Food vendors are required to have things like large three-compartment sinks, overhead mechanical exhaust ventilation systems, large refrigeration equipment requirements, "things that you would see on a food truck or a commercial grade kitchen, but don't make sense for a small-scale sidewalk funding operation,” Smith said.

The California Retail Food Code requires mobile food sellers who sell non-packaged items to have cumbersome and costly equipment if they’re to comply with health rules, he said.

A bill that cleared the state legislature in late August and is on Gov. Gavin Newsom’s desk aims to change this. SB 972, sponsored by State Sen. Lena Gonzalez (D-Long Beach), would update the retail food code, making it easier for street vendors to obtain health permits with smaller, more affordable equipment.

It would also give street vendors easier access to approved commissary space to prepare their food and allow additional food preparation to occur on a vendor’s cart — for example, reheating previously cooked food, or slicing fruit.

The bill would also remove criminal penalties for noncompliance, replacing misdemeanor penalties with administrative fines for code violations.
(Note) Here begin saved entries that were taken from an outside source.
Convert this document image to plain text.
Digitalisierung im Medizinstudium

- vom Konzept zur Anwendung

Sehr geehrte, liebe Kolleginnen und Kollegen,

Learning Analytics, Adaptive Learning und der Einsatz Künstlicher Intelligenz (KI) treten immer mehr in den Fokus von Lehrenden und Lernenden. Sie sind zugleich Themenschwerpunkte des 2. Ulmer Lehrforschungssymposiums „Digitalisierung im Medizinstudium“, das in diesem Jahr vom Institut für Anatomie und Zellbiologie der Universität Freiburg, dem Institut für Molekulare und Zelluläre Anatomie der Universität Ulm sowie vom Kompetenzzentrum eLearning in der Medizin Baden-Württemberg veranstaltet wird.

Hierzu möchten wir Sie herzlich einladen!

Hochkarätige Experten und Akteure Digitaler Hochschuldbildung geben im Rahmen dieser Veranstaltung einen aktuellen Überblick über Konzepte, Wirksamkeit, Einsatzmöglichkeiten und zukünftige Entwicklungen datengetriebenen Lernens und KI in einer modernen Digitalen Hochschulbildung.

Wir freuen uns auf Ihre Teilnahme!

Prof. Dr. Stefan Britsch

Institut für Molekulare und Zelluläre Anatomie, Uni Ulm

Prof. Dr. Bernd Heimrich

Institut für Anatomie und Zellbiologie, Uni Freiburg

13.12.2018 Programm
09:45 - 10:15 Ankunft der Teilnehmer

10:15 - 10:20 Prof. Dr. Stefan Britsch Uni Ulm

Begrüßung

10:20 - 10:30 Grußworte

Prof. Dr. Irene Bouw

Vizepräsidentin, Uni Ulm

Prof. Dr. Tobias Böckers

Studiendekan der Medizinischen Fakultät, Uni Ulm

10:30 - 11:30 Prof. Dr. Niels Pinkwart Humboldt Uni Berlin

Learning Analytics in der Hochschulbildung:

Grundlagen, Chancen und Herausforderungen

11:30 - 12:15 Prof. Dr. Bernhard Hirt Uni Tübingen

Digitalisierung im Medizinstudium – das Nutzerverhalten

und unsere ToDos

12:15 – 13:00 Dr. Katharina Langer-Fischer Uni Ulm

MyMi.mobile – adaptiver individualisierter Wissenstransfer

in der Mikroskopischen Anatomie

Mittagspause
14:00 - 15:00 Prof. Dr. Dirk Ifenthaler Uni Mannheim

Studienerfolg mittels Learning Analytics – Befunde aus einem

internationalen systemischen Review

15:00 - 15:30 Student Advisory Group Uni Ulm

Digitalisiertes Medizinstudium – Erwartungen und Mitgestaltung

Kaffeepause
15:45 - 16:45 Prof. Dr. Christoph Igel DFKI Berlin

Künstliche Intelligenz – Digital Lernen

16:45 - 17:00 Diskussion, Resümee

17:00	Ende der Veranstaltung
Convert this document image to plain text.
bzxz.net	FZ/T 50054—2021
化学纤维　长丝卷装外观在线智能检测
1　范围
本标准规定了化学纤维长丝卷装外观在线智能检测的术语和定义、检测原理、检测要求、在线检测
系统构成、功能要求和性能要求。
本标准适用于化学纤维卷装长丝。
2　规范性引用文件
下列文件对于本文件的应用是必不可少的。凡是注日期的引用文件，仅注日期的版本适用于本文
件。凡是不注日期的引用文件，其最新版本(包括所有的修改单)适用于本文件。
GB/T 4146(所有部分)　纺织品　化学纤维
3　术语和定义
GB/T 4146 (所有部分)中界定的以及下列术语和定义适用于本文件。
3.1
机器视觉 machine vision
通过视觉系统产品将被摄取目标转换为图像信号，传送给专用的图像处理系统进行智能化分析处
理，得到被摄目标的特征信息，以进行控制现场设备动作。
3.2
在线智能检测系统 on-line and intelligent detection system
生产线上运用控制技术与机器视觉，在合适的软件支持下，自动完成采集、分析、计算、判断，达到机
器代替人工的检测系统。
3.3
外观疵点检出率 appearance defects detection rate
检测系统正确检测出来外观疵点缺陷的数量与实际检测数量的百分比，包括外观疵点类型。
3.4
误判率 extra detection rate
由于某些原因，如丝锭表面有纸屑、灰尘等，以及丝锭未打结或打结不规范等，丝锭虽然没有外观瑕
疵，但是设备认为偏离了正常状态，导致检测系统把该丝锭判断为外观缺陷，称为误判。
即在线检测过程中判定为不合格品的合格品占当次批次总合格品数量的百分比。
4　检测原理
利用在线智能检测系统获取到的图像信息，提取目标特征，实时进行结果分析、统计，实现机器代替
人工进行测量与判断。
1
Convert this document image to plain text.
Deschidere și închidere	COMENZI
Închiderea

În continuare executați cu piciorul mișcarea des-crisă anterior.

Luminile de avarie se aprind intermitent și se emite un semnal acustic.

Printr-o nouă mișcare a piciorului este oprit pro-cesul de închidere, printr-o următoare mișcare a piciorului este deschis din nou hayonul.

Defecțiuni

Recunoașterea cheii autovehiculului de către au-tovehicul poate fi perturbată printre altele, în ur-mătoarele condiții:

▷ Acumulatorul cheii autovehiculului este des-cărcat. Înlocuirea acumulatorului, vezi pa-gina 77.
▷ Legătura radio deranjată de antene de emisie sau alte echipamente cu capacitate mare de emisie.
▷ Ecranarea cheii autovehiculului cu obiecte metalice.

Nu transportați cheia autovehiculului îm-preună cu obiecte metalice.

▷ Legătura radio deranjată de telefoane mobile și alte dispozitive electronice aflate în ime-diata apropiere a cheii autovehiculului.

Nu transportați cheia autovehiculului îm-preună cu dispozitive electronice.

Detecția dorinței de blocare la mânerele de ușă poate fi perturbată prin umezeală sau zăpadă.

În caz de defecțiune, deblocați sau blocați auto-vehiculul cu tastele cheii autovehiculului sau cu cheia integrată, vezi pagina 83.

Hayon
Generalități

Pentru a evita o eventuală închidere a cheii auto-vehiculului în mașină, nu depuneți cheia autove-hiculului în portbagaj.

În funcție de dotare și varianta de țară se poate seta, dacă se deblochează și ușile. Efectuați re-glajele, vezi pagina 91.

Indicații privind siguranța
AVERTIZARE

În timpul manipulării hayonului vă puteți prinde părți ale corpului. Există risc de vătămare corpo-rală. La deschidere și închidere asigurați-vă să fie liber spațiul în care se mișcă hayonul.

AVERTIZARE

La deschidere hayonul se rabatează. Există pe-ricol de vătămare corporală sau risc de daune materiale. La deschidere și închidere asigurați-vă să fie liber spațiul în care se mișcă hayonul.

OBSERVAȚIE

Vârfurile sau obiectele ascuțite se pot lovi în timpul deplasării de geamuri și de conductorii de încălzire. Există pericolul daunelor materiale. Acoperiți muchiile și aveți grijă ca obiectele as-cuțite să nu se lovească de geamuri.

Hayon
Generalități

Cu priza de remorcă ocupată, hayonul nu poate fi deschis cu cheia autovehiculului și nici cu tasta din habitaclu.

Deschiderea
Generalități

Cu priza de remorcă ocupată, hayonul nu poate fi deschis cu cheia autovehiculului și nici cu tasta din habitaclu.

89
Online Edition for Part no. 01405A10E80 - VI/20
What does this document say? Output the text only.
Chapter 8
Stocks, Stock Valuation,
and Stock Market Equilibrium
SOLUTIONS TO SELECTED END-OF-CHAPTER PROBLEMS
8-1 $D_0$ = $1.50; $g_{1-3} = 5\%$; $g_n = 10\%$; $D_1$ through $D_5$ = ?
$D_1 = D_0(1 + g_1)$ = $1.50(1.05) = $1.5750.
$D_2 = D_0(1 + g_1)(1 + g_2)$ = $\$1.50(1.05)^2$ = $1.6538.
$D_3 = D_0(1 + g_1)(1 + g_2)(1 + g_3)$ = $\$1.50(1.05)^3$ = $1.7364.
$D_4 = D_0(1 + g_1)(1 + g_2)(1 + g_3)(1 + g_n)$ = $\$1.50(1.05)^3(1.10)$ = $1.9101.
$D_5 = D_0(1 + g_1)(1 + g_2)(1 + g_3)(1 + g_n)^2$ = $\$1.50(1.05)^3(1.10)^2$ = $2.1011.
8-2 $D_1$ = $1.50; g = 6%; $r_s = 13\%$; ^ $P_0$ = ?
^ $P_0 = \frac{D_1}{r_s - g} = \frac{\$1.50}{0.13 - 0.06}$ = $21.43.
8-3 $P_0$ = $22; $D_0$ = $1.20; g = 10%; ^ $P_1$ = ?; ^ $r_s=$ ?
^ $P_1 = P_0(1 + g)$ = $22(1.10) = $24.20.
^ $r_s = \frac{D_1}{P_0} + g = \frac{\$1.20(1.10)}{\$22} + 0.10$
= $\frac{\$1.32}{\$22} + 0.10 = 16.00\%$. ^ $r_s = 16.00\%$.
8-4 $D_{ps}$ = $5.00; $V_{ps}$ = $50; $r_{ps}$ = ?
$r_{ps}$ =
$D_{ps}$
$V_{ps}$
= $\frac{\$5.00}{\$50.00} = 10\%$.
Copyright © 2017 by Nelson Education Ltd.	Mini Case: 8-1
Critics of the bill have worried that it could diminish local governments’ power to regulate street vendors.

State Sen. Ben Allen (D-Santa Monica) is among those who have worried about regulating street vendors. He sponsored related legislation earlier this year that sought to give local authorities more control over enforcement.

“I think having a better path to permitting will help,” said Allen, who ultimately backed SB 972. Still, “one of the challenges that cities have is that there's just not a lot of enforceability in the current system,” he said.

But something has to change, street vendor advocates say, if legal street vending programs like the one in L.A. are to work at all.